Agenda

  1. Introduction
  2. First Steps (qmap function)
  3. Getting fancy (ggmap objects)
  4. Add layers (adding data layer to the map)
  5. Adjusting aesthetics (one more example)
  6. Conclusions
  7. References

Introduction

In this post I would like to introduce ggmap which is a sister package to ggplot. To give a little bit of background, ggmap package was designed by David Kahle and Hadley Wickham with the goal of creating an easier way to visualize spacial data and models by overlaying the data on top of static maps from various online sources such as Google Maps. I will be looking into a few different functions provided by ggmap package and explore the capabilities of R in visualizing statistical data with spacial aspect.

To do this, I would like to introduce here a curious data that can be found on this website. You might need to register with Facebook. Data is in the third tab - salaries-by-region. The dataset, among other variables, contains records of starting salaries for college graduates by college. I will set a goal of visualizing the levels of salary around the US in different ways. However, the post would primarily focus on exploring ggmap capabilities for easy mapping.


First Steps (qmap function)

Let’s install the necessary packages as marked below:

#install.packages("ggmap")
library(ggmap)
library(dplyr)
library(ggplot2)
library(readr)

Now, as a warmup lets try qmap() function. It allows the user to enter the single argument (location = ‘desired loaction’) to retrieve a map of the indicated location. For instance, below is the map of Berkeley, called by a simple code.

qmap(location = "Berkeley")

Slightly complicating our examle, we add an argument zoom = numeric to zoom in onto a segment of the map. It is best to play around with the numeric value for zoom to get a feel for how big or small a value you need for a particular purpose. Below, I zoomed in to identify the location of UC Berkeley.

qmap(location = "Berkeley", zoom = 14)

Moreover, the qmap() function allows us to specify aesthetic parameter. For instance, it is possible to (but why would you ever?) make the map appear in watercolor by simply telling qmap the maptype.

qmap(location = "Berkeley", zoom = 14, maptype = "watercolor")

More practical example of this argument specification is mapetype=“hybrid” that returns a satalite view map.

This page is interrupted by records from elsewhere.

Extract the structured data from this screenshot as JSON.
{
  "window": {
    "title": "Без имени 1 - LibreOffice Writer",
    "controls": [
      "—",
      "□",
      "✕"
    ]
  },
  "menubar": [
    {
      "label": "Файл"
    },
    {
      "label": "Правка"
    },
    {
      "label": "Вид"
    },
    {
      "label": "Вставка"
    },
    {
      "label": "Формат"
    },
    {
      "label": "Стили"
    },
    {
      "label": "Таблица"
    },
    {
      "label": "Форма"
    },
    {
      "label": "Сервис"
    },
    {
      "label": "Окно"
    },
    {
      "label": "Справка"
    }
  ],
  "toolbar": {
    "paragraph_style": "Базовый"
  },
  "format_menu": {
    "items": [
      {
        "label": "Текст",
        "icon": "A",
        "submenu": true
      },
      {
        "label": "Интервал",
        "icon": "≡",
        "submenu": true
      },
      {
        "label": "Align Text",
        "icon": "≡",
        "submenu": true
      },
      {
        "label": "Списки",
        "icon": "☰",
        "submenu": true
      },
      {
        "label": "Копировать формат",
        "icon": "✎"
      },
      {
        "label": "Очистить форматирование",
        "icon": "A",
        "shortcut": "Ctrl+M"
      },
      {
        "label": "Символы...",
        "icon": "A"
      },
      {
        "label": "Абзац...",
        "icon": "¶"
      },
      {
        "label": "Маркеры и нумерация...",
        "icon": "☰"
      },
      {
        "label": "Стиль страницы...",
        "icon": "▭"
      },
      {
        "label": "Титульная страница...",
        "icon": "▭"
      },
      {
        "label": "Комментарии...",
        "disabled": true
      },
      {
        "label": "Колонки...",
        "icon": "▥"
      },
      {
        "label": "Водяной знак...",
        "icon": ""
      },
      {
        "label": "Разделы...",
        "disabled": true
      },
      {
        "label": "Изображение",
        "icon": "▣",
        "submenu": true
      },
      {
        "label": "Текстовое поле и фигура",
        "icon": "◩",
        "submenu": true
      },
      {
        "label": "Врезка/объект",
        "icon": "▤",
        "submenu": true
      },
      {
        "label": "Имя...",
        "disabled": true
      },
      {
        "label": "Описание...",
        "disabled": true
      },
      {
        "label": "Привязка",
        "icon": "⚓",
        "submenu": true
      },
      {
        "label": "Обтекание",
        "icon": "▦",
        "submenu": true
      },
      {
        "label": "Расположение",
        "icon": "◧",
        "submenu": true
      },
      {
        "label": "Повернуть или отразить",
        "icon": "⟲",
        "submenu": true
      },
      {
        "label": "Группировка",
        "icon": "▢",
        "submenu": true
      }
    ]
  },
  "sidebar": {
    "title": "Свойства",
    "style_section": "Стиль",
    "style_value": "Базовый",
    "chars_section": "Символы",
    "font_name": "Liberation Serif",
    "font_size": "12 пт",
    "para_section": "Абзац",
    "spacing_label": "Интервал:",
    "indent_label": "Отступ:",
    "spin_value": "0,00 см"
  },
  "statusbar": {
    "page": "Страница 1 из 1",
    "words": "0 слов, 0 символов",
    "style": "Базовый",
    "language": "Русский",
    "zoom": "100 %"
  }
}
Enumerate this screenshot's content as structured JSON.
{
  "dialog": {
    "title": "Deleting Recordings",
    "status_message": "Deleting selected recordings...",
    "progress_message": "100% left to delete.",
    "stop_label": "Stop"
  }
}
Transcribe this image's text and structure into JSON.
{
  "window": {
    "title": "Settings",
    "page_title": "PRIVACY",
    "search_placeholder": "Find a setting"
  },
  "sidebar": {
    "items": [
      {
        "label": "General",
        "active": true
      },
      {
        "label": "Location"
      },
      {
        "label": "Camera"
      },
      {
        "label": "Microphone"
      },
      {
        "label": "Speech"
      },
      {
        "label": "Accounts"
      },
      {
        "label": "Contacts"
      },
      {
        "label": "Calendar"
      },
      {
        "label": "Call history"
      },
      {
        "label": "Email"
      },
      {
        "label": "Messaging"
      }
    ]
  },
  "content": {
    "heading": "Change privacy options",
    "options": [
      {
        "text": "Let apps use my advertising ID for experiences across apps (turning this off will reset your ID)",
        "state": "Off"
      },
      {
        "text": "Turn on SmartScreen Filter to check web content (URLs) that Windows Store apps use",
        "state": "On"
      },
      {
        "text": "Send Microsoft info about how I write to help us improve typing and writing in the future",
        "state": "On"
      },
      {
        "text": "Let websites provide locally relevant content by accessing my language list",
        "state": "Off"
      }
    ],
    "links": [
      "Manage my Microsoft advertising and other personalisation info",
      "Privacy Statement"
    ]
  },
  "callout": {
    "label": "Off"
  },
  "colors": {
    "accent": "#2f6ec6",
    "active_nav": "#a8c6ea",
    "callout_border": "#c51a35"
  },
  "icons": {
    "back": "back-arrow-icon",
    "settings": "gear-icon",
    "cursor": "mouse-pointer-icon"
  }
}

qmap(location = "Berkeley", zoom = 14, maptype = "hybrid")


Getting fancy (ggmap objects)

To look into the structure of the ggmap object, let’s get the map of the US. However, we will do this - not using qmap - but rather the actual ggmap function. The syntax is similar, as can be seen below. First we need to get geocode of the location, which is simply the latitude and longitude of the center of the location, as per Google maps.

usa_center = as.numeric(geocode("United States"))
usa_center
[1] -95.71289  37.09024

Now, we tell ggmap to retrieve from google a piece of the map centered at the given coordinates. Scale and zoom allow us to get the image to the appropriate size to fit our needs. Extent specifies how much of the plot’s base the map should take up. It takes three values: “normal”, “device”, or “panel”, last one being default.

USAMap = ggmap(get_googlemap(center=usa_center, scale=2, zoom=4), extent="panel")
USAMap

The map object is stored as a list of 9 and constitutes a beautiful and powerful visualization as we will see below.


Add layers (adding data layer to the map)

To add a layer of statistical data, we will require statistical data to visualize, of course. Let’s load our data and get rid of unnecessary columns. For this post, we will only require the School name column and the Starting Salary column.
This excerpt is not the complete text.